Since Mayor Ed Lee and other City officials attended a December closed-door meeting convened by Big Tech's Ron Conway's advocacy group sf.citi, I've been trying to sunshine who attended and believe open meeting laws apply to it. I've attempted a meaningful dialogue with Alex Tourk, the PR maven for sf.citi and Conway, but his one task when dealing with the public is spin, spin, spin. My previous posts on these matters are here and here.
This my early February note to Alex:
I am following up on our exchange from last month about the three committees you have established in partnership with the City. Your December release said the committees would meet in early January and I have not seen a release about those private meetings on your sf.citi site. If the meetings took place, please let me know what was on the agenda and accomplished.
Also, I asked in previous emails about why the committee can't be open to the public and that question has not been answered. I would very much appreciate receiving an answer as part of this continuing conversation.
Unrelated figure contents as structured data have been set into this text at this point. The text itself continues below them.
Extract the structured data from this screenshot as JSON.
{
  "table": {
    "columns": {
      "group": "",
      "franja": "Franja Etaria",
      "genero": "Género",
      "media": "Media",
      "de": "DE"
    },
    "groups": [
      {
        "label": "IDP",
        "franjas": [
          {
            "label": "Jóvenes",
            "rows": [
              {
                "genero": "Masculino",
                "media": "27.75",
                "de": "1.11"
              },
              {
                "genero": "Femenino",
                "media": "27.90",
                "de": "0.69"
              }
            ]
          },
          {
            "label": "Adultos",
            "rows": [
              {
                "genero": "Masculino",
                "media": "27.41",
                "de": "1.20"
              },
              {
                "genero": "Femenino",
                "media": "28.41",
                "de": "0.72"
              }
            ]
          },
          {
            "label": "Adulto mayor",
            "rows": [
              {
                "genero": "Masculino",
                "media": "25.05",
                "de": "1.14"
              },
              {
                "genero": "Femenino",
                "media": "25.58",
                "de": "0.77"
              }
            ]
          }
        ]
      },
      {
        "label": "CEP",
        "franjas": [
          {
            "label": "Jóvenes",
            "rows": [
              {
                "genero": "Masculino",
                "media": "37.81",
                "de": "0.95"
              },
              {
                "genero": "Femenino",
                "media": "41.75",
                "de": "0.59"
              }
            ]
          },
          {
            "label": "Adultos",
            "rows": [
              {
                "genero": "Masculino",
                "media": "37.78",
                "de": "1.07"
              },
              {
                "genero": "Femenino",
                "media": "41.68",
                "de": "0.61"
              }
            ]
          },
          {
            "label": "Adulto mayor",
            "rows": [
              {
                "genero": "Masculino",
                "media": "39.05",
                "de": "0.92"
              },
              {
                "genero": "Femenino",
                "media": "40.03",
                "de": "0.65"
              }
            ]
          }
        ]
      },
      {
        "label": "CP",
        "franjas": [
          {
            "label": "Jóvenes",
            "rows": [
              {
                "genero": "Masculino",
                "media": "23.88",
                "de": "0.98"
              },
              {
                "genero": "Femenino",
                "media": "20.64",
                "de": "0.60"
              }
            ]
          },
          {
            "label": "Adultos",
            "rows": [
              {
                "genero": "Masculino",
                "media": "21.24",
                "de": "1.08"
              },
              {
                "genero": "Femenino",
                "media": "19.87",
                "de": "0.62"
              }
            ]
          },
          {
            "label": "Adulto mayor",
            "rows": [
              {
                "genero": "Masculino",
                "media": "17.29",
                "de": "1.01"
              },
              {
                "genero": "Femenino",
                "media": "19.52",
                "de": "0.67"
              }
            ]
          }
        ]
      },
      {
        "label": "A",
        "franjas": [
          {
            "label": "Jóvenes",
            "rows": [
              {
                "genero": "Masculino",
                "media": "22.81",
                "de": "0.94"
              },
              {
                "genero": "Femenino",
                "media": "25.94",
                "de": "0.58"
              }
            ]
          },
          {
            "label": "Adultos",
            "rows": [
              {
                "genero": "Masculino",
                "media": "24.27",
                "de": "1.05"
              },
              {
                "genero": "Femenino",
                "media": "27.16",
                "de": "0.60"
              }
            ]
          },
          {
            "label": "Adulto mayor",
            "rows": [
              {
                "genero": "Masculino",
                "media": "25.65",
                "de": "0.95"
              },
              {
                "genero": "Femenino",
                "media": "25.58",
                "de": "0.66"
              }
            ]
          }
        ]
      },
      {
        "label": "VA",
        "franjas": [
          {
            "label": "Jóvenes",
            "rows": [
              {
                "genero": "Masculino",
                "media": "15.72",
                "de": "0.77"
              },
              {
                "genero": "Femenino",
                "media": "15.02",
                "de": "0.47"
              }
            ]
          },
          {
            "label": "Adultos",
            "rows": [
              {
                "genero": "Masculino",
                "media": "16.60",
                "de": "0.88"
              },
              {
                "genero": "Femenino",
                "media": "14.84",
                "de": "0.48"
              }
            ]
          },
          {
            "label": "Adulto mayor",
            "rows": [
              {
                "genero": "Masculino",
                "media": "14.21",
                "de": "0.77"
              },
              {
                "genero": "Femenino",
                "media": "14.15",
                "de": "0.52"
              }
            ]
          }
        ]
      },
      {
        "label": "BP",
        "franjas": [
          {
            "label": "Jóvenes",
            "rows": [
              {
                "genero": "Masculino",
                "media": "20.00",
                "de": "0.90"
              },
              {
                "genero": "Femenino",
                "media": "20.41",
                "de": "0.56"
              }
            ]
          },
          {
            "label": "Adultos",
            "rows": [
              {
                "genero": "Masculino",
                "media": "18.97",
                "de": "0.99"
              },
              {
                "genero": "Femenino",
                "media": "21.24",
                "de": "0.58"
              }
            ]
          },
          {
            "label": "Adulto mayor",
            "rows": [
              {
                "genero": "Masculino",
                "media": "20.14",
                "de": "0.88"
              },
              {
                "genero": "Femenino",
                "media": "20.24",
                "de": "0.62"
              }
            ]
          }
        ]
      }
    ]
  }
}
A number of my blog readers have follow my transparency concerns regarding the December 16 meeting with Mayor Ed Lee and your committees, and they also wonder why the public can't be part of the meeting process.
I have communicated this repeatedly to you, you simply choose not to listen. We are an advocacy organization, not government, and we hold meetings with various community stakeholders to develop a road map of activities we choose to participate into help the city, be it education, encouraging companies to embrace philanthropy or defining a housing agenda that we can help support for example helping the Mayor with legislation in Sacramento to stopping Ellis Act evictions. You are being disingenuous by spreading false information about who we are and what we represent.
Since Alex provided no evidence to back up his claim that I've been disingenuous regarding sf.citi, I have no idea what he's referring to. My followup note to him:
I have not been disingenuous at all. Just trying to get answers from a group that has tremendous influence over public policy. You have chosen not to address my outstanding question of why the sf.citi committees are not open to the public and you expect me and others to just accept the decisions your making and ideas you're pushing at City Hall. One of the reasons why there is so much anger from regular folks at Big Tech and their PR agents like you, not to mention the justifiable demonizing and blockading of Google buses and support among those facing eviction and all, is because we don't have a seat at your table.
That brought forth this reply from Alex:
I am glad to share with you what we are working on Michael. It is meaningful and substantive and we are working with reputable partners like the YMCA, Boys and Girls Club, Black Girls Code, Girls Who Code, SFUSD, and San Francisco State University to build a model of a local jobs pipeline which will connect under served, historically disconnected students to training, mentorship and opportunities for future employment. There are plenty of seats of the table Michael, we are working with entities who share an approach of working within and for the community.
Still no answers about the January meetings they were supposed to hold and what was on the agenda, nothing regarding the question about why the public can't be allowed to engage with sf.citi's committees that are creating public policy, I said back to Alex. The engagement with those institutions is window-dressing and while laudable, are a distraction from the policy committees established with Mayor Lee, the Board of Supervisors and various department heads.
What happened at Ron Conway's public policy meetings with City officials and others in January?